Stimmt. Und wenn man doch einmal zu viel verbraucht haben sollte, fährt man einfach ein paar Kilometer zurück und füllt so den Tank. Eine E-Klasse mit 3,xx Litern zu fahren gelingt meines Erachtens nur, wenn man mindestens 50 % der Strecke mit dem Autoreisezug fährt. 
Eine E-Klasse mit 3,x l/100km ist natürlich unmöglich (ausser Plug-In Hybrid), denn ich denke man bekommt nichtmal einen Seat Ibiza 1.6 TDI wirklich unter 4 l/100km.
Für einen Mercedes E220d würde ich bei normaler Fahrweise so 6-6,5 l/100km ansetzen, wenn man es aufs Spritsparen ansetzt sind vielleicht so 4,8-5,3 l/100km möglich aber das dürfte dann schon das Minimum sein.
Die Effizienz der Elektroautos wird die Verbrenner mittelfristig killen. Darauf sollte sich die Industrie dringend vorbereiten. Und ja, es wird Vielfahrer geben, die weiter Verbrenner fahren (müssen). Aber Hinz und Kunz mit ihren 14000 km werden elektrisch problemlos fahren können. Jedoch wirkt die in die Köpfe eingepflanzte Reichweiteangst perfekt. Schade.

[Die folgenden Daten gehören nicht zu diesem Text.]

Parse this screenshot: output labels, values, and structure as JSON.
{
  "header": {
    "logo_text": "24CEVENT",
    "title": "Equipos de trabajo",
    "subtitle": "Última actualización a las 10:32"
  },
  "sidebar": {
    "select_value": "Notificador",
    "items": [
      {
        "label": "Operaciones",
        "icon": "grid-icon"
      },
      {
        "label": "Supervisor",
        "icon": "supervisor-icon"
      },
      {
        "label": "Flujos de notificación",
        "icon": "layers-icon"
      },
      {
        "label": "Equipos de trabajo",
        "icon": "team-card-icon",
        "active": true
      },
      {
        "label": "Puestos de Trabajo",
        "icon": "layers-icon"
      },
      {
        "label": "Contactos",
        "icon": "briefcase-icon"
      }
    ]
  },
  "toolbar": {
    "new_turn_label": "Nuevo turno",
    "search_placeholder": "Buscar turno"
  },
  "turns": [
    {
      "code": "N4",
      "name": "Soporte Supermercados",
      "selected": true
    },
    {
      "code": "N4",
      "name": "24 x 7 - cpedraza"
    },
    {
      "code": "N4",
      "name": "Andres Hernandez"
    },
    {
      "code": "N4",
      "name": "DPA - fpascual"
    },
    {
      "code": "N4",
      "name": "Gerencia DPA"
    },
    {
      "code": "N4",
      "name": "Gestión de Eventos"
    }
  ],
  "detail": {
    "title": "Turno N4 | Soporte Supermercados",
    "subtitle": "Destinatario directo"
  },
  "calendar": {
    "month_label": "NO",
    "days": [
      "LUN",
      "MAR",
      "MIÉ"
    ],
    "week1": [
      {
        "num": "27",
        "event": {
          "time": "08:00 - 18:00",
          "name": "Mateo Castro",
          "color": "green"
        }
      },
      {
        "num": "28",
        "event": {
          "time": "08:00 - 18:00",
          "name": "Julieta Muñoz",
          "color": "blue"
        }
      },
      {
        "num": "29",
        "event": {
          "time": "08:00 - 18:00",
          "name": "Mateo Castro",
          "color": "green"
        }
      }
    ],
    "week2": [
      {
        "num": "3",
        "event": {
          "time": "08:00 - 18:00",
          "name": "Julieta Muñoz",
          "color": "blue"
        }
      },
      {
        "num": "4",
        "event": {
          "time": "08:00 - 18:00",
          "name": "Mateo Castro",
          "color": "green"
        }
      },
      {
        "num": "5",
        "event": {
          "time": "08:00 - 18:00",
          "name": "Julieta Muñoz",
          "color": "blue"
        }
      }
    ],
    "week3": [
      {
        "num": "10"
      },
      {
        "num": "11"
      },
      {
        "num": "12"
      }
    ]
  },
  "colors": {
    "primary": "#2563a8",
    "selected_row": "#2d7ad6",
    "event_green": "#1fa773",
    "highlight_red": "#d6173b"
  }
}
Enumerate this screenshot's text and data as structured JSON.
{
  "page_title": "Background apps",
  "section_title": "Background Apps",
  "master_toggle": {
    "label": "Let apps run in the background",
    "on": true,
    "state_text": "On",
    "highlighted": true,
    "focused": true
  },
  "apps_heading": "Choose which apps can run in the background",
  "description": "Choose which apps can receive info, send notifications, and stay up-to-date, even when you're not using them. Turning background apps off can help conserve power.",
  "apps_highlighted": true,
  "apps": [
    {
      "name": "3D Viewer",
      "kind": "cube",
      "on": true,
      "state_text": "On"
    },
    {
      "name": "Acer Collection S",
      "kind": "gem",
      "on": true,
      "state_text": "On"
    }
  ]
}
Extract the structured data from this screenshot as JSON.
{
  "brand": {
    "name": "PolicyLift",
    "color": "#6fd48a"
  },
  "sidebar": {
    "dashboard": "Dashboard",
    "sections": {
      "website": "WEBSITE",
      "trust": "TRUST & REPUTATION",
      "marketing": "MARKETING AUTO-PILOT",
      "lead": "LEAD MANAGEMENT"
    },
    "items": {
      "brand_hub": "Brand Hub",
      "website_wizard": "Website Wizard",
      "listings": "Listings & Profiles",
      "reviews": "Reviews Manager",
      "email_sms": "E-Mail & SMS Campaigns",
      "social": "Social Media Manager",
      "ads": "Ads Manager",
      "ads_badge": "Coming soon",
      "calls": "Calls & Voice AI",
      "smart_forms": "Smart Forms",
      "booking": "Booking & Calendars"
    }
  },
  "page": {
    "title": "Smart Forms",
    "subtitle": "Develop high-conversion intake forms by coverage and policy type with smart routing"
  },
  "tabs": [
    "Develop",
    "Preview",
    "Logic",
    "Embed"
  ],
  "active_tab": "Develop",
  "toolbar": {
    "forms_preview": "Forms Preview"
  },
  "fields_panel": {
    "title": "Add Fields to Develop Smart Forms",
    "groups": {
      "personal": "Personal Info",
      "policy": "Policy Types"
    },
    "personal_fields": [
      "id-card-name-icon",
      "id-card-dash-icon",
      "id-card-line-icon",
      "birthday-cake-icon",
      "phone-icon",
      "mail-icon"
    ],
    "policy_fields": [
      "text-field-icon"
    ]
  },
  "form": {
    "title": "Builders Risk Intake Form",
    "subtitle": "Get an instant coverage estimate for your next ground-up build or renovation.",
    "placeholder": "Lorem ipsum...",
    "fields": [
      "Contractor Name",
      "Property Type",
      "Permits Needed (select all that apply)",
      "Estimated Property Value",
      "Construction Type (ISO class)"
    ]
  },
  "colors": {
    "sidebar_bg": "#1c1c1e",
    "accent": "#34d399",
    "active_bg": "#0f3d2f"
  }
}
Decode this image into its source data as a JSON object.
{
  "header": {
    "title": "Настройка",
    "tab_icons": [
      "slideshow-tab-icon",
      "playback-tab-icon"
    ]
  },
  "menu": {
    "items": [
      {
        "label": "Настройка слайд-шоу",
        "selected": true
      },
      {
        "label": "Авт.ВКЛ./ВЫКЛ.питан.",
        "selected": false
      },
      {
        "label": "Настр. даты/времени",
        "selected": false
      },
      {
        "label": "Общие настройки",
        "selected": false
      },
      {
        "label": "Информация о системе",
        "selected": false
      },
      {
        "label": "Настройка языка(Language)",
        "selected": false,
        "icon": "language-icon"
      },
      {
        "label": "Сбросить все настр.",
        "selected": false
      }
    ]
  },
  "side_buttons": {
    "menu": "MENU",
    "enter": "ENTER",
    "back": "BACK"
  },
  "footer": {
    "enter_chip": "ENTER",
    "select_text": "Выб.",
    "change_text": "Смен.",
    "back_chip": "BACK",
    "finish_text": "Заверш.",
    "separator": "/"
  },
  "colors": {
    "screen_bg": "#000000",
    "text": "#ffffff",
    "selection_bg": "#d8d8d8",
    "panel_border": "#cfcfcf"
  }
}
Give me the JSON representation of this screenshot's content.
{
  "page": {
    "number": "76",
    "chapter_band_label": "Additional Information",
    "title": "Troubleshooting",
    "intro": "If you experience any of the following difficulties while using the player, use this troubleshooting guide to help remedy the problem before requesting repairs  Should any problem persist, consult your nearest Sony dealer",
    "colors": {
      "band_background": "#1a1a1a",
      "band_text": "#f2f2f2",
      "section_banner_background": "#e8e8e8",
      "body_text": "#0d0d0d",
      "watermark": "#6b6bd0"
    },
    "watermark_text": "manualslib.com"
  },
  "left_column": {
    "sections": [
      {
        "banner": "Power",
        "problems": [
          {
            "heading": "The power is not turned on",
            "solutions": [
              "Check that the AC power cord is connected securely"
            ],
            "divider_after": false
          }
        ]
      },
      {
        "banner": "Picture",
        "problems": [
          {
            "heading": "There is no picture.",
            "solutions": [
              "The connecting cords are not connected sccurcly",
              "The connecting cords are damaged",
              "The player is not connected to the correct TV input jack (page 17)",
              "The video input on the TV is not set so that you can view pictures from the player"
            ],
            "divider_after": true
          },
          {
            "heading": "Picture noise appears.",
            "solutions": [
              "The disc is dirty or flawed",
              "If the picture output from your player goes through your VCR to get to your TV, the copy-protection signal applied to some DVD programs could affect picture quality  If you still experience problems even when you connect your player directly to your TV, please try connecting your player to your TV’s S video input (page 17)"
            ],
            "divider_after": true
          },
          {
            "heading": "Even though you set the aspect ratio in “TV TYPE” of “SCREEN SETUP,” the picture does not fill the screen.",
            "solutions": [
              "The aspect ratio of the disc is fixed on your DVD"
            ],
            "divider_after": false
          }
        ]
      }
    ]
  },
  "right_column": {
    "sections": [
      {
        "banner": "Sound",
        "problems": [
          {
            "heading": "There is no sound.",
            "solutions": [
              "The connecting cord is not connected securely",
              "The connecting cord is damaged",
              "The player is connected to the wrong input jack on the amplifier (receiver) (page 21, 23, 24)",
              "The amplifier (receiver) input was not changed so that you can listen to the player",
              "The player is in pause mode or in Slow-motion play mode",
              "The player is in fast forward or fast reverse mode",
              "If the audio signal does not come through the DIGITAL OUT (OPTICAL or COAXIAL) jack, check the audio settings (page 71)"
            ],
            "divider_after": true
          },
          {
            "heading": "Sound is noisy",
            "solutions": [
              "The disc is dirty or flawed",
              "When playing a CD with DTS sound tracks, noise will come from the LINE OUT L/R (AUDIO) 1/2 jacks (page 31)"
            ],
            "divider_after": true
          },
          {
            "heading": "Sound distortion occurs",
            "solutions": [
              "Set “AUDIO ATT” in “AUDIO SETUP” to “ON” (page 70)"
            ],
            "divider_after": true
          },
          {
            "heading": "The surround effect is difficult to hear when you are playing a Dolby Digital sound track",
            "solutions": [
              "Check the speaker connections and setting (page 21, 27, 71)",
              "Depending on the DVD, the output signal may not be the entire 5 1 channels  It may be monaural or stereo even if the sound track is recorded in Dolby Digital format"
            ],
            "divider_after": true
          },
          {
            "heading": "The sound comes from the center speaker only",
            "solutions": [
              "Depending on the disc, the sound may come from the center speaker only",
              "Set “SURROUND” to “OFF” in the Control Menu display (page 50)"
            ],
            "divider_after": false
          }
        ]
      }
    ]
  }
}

Effizienz ist aber bei Privater PKW-Nutzung längst nicht Alles, sondern Flexibilität ist da längst wichtiger.
Und auch bei anderen Sachen ist Effizienz längst nicht Alles. Wenn man bedenkt wie aufwendig es ist Getreide anzubauen, es an Tiere zu verfüttern und die Tiere halbwegs zumutbar zu halten, die Tiere zu schlachten und zu zerteilen, und dann daraus leckeres Essen zu kochen. Ein chemisch hergestellter Nährstoffmix den man einfach mit Wasser anrührt wäre da doch wesentlich effizienter. Aber wer möchte das?
Und ich denke wenn dann ist die Elektromobilität eher für gewerbliche Vielfahrere intressant. Wer so 40.000km pro Jahr fährt, möglichst homogen verteilt auf so 120-180km pro Arbeitstag, für den ist die Elektromobilität schon intressant. Weil diese Reichweite wird man in einigen Jahren schon hinbekommen, und bei 40.0000km wird es von den Kosten her dann schon intressant.
Aber bei privaten Autos hat man eben eine deutlich hetrogenere Nutzung. Die werden an vielen Tagen garnicht oder vielleicht maximal 15km am Tag bewegt, aber gelegentlich dann eben doch 700km an einem Tag, also 350km vormittags hin und spätabends wieder zurück. Da reicht es eben nicht den rechnerischen Schnitt abzudecken sondern man muss das Maximum abdecken, und das ist viel schwieriger. Umgkehrt ist bei <20.000km pro Jahr das Sparpotential garnicht so gross, das dieses Argument relevant wäre.